Le grave, le soudain (...)

Le grave, le soudain et la brioche

On en connaît beaucoup qui vont regretter de n’avoir pas postulé à un emploi de fonctionnaire à la Commission européenne. Encore qu’il ne soit jamais trop tard pour l’envisager, vu que l’effectif de l’Institution est celui d’une multinationale : 45.000 personnes. Mais le turn-over n’est pas très élevé, et pour cause : les traitements offerts sont (très) confortables et le statut fiscal (très) accommodant. En outre, la grille des rémunérations bénéficie d’une indexation automatique, un petit plus qui garantit l’augmentation métronomique du pouvoir d’achat des bénéficiaires. C’est cool. Selon le mécanisme d’indexation en vigueur, les traitements doivent être majorés l’année prochaine de 3.7%. Alors que les Etats-membres, contraints de raboter leurs dépenses, veulent limiter à 2.9% la hausse de leur contribution au budget communautaire. En foi de quoi avaient-ils envisagé de limiter l’indexation des salaires à la moitié du taux contractuel, compte tenu des rigueurs de la crise.

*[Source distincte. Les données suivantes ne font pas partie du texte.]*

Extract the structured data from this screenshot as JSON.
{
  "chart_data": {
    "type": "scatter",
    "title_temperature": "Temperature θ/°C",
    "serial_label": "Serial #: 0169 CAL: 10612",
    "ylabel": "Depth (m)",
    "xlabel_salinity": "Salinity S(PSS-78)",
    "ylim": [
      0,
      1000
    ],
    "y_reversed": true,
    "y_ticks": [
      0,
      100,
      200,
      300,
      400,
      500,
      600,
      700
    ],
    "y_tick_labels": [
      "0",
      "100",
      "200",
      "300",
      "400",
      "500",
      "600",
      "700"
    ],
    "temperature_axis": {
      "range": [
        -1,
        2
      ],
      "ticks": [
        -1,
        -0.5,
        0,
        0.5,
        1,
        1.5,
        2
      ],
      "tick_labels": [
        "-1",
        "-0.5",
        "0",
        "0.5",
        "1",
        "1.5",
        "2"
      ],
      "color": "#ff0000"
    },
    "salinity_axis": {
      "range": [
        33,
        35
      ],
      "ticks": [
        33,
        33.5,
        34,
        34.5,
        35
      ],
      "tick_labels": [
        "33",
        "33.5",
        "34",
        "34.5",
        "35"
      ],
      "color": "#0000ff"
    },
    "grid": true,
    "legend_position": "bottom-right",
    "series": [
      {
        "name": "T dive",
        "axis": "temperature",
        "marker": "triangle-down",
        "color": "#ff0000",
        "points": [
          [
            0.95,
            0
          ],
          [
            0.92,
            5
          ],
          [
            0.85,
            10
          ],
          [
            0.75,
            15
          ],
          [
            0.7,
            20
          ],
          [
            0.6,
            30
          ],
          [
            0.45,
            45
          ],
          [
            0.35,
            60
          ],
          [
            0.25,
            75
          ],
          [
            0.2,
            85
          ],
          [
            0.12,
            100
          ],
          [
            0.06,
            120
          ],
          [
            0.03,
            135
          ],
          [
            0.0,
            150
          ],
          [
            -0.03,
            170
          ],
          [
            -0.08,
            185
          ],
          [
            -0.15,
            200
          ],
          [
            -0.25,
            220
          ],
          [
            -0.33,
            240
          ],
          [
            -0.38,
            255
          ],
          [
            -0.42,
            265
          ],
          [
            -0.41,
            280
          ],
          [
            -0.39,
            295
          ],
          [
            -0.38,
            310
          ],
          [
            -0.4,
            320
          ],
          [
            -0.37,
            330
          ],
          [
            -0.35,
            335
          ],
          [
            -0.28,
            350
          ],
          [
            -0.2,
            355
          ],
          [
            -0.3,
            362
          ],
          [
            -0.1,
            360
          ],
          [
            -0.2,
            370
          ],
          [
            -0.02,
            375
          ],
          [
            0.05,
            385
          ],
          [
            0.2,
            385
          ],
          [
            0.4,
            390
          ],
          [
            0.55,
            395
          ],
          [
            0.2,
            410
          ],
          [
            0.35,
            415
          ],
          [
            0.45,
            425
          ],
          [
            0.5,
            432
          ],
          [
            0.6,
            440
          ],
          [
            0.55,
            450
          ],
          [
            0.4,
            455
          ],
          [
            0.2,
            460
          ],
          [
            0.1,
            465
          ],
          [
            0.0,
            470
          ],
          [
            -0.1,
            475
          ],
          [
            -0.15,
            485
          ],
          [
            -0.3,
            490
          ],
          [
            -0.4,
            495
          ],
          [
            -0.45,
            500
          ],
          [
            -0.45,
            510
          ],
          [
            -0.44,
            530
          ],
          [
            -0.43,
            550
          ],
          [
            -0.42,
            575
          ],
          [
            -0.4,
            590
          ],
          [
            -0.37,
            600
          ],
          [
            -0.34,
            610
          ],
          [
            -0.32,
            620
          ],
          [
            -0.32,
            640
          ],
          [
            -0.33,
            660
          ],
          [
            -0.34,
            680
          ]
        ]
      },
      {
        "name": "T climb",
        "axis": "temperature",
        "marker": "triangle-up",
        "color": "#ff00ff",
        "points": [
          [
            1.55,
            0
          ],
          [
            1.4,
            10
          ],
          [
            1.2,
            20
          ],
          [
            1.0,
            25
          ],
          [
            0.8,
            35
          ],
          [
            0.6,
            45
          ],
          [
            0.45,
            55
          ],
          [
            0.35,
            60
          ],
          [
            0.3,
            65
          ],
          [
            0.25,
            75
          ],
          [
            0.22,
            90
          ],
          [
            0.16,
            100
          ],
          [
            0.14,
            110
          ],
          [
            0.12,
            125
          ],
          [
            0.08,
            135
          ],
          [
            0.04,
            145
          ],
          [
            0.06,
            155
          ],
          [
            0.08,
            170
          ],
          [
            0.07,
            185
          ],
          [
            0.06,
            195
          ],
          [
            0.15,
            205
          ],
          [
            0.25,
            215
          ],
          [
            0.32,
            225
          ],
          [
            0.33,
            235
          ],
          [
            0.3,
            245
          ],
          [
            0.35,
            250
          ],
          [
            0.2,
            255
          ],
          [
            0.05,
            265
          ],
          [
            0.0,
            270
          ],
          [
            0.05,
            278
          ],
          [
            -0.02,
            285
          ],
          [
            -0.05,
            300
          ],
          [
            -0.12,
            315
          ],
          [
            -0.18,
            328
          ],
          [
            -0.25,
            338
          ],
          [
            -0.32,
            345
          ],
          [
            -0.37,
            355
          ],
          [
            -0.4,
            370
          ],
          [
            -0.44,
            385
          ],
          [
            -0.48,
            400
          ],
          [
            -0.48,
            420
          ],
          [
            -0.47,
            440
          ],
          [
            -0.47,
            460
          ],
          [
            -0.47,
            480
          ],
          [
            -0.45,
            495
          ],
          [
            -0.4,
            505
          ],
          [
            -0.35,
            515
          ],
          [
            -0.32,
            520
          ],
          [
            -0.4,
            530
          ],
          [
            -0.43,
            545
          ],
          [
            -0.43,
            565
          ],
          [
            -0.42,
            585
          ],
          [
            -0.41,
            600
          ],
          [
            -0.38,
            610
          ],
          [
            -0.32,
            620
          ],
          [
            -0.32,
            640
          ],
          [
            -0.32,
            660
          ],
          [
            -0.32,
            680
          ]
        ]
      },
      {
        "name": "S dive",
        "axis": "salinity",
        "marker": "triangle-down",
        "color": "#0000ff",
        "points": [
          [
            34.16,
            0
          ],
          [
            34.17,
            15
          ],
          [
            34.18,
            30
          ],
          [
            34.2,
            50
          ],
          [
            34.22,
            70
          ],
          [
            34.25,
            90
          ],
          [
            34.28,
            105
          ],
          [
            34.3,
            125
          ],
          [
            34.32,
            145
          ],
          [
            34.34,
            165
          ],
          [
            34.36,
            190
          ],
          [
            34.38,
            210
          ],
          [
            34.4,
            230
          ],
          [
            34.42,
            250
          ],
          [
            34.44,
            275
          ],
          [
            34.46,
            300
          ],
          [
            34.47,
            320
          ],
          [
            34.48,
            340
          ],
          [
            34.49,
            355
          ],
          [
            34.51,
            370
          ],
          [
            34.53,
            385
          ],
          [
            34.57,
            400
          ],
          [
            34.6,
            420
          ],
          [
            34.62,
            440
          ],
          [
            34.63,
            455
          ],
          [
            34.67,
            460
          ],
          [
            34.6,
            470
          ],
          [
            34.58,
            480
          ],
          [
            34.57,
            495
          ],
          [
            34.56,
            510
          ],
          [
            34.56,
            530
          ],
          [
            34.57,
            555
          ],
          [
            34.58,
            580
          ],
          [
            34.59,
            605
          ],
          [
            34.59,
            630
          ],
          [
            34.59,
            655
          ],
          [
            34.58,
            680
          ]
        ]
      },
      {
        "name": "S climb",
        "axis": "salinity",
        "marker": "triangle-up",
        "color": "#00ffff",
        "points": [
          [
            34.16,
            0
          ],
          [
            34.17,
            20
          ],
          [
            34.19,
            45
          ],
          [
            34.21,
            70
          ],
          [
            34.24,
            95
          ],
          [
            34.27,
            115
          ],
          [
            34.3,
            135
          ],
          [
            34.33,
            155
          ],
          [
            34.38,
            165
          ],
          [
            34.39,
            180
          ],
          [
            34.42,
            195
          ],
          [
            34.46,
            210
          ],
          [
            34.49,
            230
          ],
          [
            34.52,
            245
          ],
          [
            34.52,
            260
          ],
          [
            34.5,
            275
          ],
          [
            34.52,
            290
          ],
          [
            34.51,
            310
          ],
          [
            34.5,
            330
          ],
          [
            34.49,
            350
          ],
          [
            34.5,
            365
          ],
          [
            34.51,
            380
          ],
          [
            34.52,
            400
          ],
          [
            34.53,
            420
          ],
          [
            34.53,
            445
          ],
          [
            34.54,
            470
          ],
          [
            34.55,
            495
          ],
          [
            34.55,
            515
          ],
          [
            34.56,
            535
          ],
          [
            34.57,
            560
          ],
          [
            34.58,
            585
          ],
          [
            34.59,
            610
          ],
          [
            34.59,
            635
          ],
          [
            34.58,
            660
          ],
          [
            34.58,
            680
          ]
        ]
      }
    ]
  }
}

La Cour de Justice de Luxembourg vient de retoquer la lésine des 27, au motif que ces derniers « n’ont pas la marge d’appréciation » pour prendre une telle décision. En d’autres termes, la Cour estime que l’on ne peut diagnostiquer l’hémorragie que lorsque le patient s’est totalement vidé de son sang. Or, il bouge encore. Pas beaucoup, certes, mais il bouge. Car voyez-vous, les conventions salariales des fonctionnaires européens sont précises : elles prévoient que les clauses d’indexation peuvent être mises en cause en cas de « détérioration grave et soudaine de la situation économique et sociale ». Personne ne conteste que la détérioration soit grave. Mais voilà : elle n’est pas soudaine. « C’est une crise qui dure depuis des années. Selon nous, ça ne s’applique pas » affirme doctement un porte-parole de la Commission. Au moment où cette dernière enjoint les Etats d’amputer le traitement des fonctionnaires nationaux, entre autres restrictions budgétaires, cette position va lui garantir un surcroît de popularité. Car il n’est pas très bien vu de faire bouffer des briques à ses contemporains, pour pouvoir se taper toute la brioche.

La recette du jour

Brioche bruxelloise

Il vous faut du blé, du lait et des œufs. Passez le blé au moulin et le lait à la baratte. Avec le son, le petit-lait et les coquilles d’œufs, confectionnez une brique pour votre maisonnée : c’est la brioche bruxelloise, servie en cas de crise grave et soudaine. Avec la farine, le beurre et les œufs, préparez une délicieuse viennoiserie. Et dégustez-la « en Suisse ».